The open-air stalls sell anything you could imagine, and there are equally interesting stores that are there behind the stalls in the street. Go early or face wall-to-wall people.


One of the landmark businesses. And below you can get a taste of what can be found there.









Vintage sewing machine, anyone?


This is my guy. I buy secondhand silver pieces from him when I go to the market. You might not think it to look at him, but he does know his stuff.


After many blocks of things to buy come the food sections--also most anything you could want.


Had to take some pastry back to the room for later.




And if you like street performers with your shopping, here's a sample.


I took my loot back to campus and set out through Hampstead Village to go to Highgate and the Hampstead Heath.
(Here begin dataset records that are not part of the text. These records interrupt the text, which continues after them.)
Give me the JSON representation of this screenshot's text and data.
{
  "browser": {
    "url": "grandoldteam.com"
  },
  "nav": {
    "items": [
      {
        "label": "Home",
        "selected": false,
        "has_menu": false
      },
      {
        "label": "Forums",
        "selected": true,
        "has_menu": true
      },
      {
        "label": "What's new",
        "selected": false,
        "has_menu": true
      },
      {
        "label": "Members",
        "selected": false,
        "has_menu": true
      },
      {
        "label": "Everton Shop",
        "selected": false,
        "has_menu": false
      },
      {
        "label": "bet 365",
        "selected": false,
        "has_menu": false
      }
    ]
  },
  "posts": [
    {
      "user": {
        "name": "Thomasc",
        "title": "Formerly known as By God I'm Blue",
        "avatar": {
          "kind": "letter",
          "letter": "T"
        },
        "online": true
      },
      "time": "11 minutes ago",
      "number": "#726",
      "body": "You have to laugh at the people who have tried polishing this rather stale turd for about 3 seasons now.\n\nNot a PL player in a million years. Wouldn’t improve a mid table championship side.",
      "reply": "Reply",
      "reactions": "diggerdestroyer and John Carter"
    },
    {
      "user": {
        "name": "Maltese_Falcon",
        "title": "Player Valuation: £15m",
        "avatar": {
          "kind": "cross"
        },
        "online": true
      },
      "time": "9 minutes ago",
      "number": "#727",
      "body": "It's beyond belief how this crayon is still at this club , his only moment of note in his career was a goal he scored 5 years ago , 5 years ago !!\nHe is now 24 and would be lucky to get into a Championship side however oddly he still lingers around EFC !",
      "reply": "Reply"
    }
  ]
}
Stopped by the Keats' House where the poet John Keats lived for a couple of years as he wrote most of his best known poems.


Keats is my favorite poet and died very young of TB. He got engaged to Fanny Brawne whose family shared half the house. They got engaged, but Keats grew worst and left to go to Italy where he died. They have one of his love letters here as well as the ring he gave her. She wore it the rest of her life.


Copy of the Keats death mask.


One of his most famous poems is the "Ode to a Nightingale," which he wrote sitting under an ancestor of this tree.

Then I walked into Hampstead Heath, a huge park and nature area of about 800 acres. It's also one of the highest areas in London. This view is from Parliament Hill, and you can see all the way to St. Paul's Cathedral and beyond.


Here you can see St. Paul's to the left of the tall building called "The Shard" for its similarity to pieces of broken glass standing up.


This is at the wildlife pond. There is also the Women's Bathing Pond, the Men's Bathing Pond, the Boat Sailing Pond, etc.


Highgate Village at the top of the Heath was and is very exclusive. Long ago, when this was far outside the city, the wealthy came up here for the clean air and the views and built their country houses. Samuel Taylor Coleridge came here for the last 11 years of his life to live with Dr. Gillman who helped him control his opium habit. Coleridge became known as the Sage of Highgate, and all the intellectuals of the day came calling.


Here's the house, and I just read that it was sold within the past year to Kate Moss for about 8 million pounds.


As I walked along, I came across a wedding party posing for the after-the-ceremony pictures in front of a church, so I joined in and took pictures, too. I'm pretty certain this guy is the father of the bride. He's probably just happy that it's all over.


Now that's a limo for you.

Then on to St. Michael's where Coleridge is buried. I'd never been able to get in before, and I wanted to see it--and the doors were open. I was practically up to the door when I heard singing and could see the minister at the front. Can you beat that? Having a religious service in a church when I wanted to sightsee.

What a lucky discovery. In 1865 baroness Burdett-Coutts (Yep. That's the name.) comissioned Holly Village, a collection of houses and cottages behind this gate house and walls. It is all done in the over-the-top Victorian Gothic style. If there was a place to put an ornament, they did it. It was literally the first gated community in London. The two sculptured figures are of the baroness.

I shot this through the gate of one of the houses.




Can we all say, "Too much, class"?


On back through Hampstead Village. Look, a baby car. I kept expecting to see clowns start piling out of it. Instead, a little old lady got in and peeled out.


Hampstead has more millionaires than any other section of London. All of which means that if you get hit by a car around here, it will likely be by a Bentley or a Porche.


The famous crepe stand that we all love. Two women stand in there speaking French nonstop to each other and turning out the most delicious crepes you ever tasted. Today mine was banana, nuts, maple syrup, and cream.